Aflibercept performed slightly better than ranibizumab for treating eyes with CRVO in this study. Photo: Joseph W. Sowka, OD, and Alan G. Kabat, OD. Click image to enlarge.

Anti-VEGF inhibitors are a leading treatment option for patients with central retinal vein occlusion (CRVO) and secondary macular edema; however, there are limited studies on patients treated routinely in clinical practice comparing the outcomes and effects of two of the most common anti-VEGF drugs, aflibercept and ranibizumab. Researchers of a recent study examined the 12-month outcomes of eyes with CRVO and found that those treated with aflibercept over ranibizumab may have a slight advantage.

Participants were gathered from centers included in the registry for the Fight Retinal Blindness! Project. The analysis involved 296 treatment-naive eyes of 291 patients who received either aflibercept (171 eyes, 2mg) or ranibizumab (125 eyes, 0.5mg) to treat macular edema brought on by CRVO. The main outcomes measured were the mean change in visual acuity (VA) at 12 months between anti-VEGF agents, mean change in central subfield thickness (CST), number of visits and number of injections.

The analysis revealed a significant 12-month adjusted mean VA change in aflibercept-treated patients compared with ranibizumab-treated patients (+16.6 letters vs. +9.8 letters). Mean crude VA improvement was also higher for aflibercept than for ranibizumab, even in eyes that switched or dropped out (+13.1 letters vs. +9.9 letters). As for CST, the mean adjusted change was much greater in aflibercept- vs. ranibizumab-treated eyes (304µm vs. 252µm). The number of visits and injections were comparable between the two groups.

“Significant differences in the molecular structure and mode of action of the drugs we studied may be the reason for the better outcomes we found with aflibercept for CRVO,” the researchers explained. “While ranibizumab is a humanized monoclonal antibody, aflibercept acts as a decoy receptor for VEGF and may offer superior VEGF suppression due to higher binding affinity against VEGF as well as longer intravitreal half-life. This may be particularly important in eyes with CRVO, which have very high vitreous levels of VEGF.”

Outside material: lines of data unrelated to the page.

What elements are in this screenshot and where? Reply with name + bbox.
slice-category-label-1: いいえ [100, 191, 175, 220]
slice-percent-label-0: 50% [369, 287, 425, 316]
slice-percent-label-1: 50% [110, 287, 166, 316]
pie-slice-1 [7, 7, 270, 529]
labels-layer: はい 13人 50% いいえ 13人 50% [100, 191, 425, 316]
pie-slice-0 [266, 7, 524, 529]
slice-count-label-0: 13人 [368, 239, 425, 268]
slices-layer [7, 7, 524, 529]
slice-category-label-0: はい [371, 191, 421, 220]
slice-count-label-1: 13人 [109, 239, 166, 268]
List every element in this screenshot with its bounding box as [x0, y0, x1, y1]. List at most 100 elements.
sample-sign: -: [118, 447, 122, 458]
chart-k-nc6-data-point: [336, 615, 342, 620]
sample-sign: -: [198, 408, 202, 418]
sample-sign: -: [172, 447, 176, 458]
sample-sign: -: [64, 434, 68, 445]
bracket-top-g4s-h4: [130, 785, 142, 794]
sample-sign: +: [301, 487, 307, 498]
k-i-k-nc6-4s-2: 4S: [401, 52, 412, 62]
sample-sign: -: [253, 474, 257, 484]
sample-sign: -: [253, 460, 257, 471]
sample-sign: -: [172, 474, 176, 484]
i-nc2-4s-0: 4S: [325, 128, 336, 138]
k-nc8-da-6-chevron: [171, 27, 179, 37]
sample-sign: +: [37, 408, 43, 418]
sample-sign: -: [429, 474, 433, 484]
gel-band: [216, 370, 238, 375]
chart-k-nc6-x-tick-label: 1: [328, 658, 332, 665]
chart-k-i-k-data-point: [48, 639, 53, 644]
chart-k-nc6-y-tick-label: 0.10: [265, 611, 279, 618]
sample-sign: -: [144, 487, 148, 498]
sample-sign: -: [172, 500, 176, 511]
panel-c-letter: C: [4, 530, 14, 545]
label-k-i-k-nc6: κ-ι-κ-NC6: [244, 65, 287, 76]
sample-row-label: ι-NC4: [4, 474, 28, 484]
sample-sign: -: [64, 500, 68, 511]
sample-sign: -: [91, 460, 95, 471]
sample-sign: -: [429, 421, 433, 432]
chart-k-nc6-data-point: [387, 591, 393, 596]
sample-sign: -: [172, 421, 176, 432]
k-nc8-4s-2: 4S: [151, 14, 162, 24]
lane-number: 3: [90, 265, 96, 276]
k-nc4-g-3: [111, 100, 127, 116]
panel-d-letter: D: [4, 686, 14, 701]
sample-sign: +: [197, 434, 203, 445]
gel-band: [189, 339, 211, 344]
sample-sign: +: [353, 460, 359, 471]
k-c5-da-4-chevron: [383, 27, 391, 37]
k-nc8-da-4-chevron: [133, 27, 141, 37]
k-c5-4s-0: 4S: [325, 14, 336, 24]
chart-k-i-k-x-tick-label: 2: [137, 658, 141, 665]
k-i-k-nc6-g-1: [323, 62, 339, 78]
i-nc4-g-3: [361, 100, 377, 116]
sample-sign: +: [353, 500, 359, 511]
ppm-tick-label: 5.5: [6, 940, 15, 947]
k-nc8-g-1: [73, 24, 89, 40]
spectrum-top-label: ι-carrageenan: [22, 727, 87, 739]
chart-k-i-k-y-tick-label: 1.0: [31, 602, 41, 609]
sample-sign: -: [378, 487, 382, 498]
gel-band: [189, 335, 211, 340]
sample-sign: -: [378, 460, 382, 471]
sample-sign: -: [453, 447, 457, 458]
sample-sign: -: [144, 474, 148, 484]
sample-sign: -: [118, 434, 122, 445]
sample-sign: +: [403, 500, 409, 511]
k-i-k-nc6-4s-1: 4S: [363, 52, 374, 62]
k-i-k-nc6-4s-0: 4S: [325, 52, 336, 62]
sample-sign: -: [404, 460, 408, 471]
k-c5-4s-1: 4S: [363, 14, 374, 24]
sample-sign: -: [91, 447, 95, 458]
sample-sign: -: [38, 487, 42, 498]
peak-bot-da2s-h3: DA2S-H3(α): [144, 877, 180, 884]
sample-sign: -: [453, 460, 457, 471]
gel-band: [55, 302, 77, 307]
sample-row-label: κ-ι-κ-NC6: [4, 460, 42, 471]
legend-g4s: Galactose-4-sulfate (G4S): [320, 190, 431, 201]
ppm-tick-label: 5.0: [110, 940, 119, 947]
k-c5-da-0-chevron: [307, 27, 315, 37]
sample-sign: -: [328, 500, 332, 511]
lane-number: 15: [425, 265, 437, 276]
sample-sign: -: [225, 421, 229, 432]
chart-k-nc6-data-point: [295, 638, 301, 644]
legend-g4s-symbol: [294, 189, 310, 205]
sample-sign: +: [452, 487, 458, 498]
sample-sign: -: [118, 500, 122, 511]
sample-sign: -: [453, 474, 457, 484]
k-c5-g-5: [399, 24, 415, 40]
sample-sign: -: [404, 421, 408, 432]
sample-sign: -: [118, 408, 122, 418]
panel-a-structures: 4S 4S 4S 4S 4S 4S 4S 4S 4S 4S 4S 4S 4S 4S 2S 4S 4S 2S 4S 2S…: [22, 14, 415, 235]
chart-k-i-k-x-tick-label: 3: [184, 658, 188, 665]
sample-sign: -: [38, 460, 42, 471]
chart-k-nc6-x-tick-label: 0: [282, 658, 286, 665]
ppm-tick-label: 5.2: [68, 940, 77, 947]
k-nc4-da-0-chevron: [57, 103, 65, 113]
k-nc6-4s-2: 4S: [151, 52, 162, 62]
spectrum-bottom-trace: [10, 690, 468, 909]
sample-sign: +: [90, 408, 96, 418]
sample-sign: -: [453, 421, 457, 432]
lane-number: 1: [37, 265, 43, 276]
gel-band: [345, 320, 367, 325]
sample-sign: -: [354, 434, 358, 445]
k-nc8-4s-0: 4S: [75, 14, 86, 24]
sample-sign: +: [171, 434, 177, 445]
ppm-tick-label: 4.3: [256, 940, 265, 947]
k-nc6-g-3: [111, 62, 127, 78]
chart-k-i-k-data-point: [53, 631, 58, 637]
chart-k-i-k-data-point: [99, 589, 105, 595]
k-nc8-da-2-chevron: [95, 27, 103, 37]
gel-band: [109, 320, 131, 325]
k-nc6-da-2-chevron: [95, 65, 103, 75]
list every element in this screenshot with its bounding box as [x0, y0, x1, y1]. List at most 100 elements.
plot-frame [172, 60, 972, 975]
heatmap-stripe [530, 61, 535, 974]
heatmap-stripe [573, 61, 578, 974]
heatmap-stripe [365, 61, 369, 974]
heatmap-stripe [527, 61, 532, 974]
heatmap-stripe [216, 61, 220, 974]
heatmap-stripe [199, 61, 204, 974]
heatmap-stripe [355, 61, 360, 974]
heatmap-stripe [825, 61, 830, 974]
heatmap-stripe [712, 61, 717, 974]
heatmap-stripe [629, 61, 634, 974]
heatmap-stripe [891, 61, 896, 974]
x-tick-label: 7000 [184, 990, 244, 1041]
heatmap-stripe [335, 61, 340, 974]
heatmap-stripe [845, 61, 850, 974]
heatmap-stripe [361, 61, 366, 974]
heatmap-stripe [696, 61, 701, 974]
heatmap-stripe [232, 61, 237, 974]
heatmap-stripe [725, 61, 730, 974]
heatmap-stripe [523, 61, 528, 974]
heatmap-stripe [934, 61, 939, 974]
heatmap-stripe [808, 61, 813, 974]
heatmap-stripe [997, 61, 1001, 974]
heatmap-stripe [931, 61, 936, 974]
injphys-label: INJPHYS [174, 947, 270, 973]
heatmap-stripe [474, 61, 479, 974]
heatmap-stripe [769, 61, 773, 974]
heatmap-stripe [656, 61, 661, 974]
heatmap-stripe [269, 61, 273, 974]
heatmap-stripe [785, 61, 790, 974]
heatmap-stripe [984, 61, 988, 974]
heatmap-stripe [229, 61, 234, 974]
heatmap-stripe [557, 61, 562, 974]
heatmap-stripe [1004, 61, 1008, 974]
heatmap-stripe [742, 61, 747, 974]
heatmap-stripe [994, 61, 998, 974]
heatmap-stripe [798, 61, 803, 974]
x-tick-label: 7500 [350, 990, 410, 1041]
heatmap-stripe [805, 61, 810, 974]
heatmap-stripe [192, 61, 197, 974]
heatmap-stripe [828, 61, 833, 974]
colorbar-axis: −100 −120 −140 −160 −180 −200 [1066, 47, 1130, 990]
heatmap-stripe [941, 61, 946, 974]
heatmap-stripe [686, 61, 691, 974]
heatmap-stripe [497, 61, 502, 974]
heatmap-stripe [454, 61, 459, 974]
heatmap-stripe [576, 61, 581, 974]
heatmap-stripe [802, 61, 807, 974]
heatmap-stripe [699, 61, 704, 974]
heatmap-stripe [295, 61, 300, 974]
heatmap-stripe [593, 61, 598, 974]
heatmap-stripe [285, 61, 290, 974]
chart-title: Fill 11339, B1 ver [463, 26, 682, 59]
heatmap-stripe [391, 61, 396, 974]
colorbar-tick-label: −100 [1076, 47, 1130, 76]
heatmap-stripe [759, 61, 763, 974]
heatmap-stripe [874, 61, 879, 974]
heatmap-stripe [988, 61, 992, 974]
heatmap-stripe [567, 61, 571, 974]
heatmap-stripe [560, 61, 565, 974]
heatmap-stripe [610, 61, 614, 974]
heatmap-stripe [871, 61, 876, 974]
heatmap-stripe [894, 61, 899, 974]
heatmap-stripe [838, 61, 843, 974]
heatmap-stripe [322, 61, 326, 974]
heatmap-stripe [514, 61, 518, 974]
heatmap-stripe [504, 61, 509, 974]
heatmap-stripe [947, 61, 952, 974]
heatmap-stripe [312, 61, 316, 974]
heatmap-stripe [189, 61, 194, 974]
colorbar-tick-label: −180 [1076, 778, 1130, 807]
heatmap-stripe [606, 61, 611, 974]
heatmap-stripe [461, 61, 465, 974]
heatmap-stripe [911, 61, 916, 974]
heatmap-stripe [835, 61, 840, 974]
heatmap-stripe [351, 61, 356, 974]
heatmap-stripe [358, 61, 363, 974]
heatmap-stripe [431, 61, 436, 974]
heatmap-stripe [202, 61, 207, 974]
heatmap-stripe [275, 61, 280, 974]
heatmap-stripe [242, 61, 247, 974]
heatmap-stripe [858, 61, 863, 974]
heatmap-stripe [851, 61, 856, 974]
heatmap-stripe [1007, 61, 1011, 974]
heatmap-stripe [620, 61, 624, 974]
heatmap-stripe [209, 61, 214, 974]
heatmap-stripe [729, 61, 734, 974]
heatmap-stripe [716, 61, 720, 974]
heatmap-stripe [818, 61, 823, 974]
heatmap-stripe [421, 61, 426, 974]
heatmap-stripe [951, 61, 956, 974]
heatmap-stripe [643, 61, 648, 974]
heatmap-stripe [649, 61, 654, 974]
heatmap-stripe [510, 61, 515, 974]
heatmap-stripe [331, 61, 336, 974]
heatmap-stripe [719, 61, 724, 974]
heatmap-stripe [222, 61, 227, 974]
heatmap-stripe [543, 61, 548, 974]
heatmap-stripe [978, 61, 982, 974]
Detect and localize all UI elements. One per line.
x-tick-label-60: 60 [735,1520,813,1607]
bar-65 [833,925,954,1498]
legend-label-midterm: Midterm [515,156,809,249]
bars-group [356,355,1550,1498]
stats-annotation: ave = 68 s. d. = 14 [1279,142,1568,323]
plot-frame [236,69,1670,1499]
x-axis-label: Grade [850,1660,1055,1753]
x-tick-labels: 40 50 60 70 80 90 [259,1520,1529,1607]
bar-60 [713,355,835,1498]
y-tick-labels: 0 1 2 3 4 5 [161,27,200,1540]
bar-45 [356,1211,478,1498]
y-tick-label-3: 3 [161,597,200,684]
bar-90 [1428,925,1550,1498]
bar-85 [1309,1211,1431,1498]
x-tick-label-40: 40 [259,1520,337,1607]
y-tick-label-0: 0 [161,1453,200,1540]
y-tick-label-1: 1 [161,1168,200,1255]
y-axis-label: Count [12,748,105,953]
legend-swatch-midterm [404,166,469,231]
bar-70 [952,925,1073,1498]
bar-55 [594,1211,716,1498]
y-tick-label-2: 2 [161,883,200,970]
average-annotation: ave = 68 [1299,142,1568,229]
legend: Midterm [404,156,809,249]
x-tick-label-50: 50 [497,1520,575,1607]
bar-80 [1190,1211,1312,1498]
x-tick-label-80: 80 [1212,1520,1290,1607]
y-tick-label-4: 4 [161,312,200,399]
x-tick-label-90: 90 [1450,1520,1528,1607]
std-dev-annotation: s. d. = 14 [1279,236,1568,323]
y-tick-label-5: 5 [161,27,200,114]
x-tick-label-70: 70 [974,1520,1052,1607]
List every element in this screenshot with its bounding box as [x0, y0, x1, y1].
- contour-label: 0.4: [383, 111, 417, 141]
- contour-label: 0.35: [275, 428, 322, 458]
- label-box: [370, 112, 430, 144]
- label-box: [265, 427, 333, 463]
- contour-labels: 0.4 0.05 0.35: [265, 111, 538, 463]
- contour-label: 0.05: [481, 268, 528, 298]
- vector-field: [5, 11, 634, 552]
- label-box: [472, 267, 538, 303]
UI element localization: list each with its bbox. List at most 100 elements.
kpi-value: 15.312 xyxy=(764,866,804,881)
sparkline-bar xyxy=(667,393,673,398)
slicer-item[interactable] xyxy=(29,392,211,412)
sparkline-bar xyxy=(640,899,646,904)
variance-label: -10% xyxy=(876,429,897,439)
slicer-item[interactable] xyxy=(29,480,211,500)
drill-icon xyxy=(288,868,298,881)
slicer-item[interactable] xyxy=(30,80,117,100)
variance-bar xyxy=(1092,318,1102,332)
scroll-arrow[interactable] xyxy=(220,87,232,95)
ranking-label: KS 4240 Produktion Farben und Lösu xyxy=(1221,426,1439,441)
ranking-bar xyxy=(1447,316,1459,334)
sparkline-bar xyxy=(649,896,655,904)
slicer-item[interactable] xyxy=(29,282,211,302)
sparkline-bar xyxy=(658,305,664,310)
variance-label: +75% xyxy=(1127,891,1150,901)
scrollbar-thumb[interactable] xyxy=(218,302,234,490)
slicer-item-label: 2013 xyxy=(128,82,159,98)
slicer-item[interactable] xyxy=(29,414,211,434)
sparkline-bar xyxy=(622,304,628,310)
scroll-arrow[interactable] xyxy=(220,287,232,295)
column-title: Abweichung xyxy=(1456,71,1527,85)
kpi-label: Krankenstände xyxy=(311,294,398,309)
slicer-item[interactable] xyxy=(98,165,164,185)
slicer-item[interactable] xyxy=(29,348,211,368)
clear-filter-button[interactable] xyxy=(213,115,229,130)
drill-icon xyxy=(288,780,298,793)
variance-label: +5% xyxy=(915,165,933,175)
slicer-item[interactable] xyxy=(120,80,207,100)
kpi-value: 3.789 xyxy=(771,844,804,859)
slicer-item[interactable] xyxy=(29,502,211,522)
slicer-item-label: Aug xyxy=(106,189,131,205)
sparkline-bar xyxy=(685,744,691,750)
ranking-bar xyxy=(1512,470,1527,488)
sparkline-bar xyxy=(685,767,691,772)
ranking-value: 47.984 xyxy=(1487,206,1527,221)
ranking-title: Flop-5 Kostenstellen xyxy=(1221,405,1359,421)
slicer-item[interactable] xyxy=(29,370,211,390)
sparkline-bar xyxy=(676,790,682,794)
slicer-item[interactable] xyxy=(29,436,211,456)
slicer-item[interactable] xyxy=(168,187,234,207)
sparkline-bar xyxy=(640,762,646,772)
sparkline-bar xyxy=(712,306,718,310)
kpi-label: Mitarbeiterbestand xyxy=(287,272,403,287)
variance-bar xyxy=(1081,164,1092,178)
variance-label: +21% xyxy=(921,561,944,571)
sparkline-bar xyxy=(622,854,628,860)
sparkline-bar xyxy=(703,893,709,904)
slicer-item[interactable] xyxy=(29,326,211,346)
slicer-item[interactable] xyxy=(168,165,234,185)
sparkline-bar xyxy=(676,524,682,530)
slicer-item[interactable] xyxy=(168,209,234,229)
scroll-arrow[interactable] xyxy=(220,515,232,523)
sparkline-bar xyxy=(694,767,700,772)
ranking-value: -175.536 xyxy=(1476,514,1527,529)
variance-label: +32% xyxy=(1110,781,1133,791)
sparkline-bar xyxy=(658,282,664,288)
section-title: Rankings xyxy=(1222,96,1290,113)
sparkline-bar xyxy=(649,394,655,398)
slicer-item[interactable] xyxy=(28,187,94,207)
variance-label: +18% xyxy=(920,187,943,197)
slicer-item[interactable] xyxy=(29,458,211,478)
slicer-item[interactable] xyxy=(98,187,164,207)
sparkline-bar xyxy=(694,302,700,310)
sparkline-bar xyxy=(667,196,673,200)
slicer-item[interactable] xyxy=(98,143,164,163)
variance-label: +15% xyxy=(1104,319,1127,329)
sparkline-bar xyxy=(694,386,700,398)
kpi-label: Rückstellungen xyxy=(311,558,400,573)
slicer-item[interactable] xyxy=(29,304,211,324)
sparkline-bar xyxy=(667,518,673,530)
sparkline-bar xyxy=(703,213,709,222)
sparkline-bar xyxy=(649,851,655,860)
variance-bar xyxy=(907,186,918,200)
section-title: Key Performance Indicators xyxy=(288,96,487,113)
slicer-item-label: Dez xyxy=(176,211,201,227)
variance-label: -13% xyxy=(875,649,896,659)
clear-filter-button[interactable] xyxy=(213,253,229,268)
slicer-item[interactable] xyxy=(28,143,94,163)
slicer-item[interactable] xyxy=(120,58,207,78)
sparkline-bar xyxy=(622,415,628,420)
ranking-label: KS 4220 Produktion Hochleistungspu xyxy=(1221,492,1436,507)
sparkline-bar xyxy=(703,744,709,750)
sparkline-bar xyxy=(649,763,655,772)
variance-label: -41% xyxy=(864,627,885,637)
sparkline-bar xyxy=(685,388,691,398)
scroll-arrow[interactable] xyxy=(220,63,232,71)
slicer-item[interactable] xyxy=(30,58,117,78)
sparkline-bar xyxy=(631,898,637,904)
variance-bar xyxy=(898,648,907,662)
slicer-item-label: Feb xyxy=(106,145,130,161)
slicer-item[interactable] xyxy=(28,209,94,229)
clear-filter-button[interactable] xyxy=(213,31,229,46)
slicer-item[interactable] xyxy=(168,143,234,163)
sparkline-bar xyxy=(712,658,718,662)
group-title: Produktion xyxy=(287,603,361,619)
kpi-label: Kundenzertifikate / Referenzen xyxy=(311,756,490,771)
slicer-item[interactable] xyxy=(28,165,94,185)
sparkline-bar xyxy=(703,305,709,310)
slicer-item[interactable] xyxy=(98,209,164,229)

In conclusion, both anti-VEGF drugs effectively improve VA and reduce CST in eyes with CRVO over one year of treatment, with aflibercept performing slightly better in terms of clinical outcomes.

Niedzwiecki M, Hunt A, Nguyen V, et al. 12-month outcomes of ranibizumab versus aflibercept for macular oedema in central retinal vein occlusion: data from the FRB! Registry. Acta Ophthalmol. September 13, 2021. [Epub ahead of print].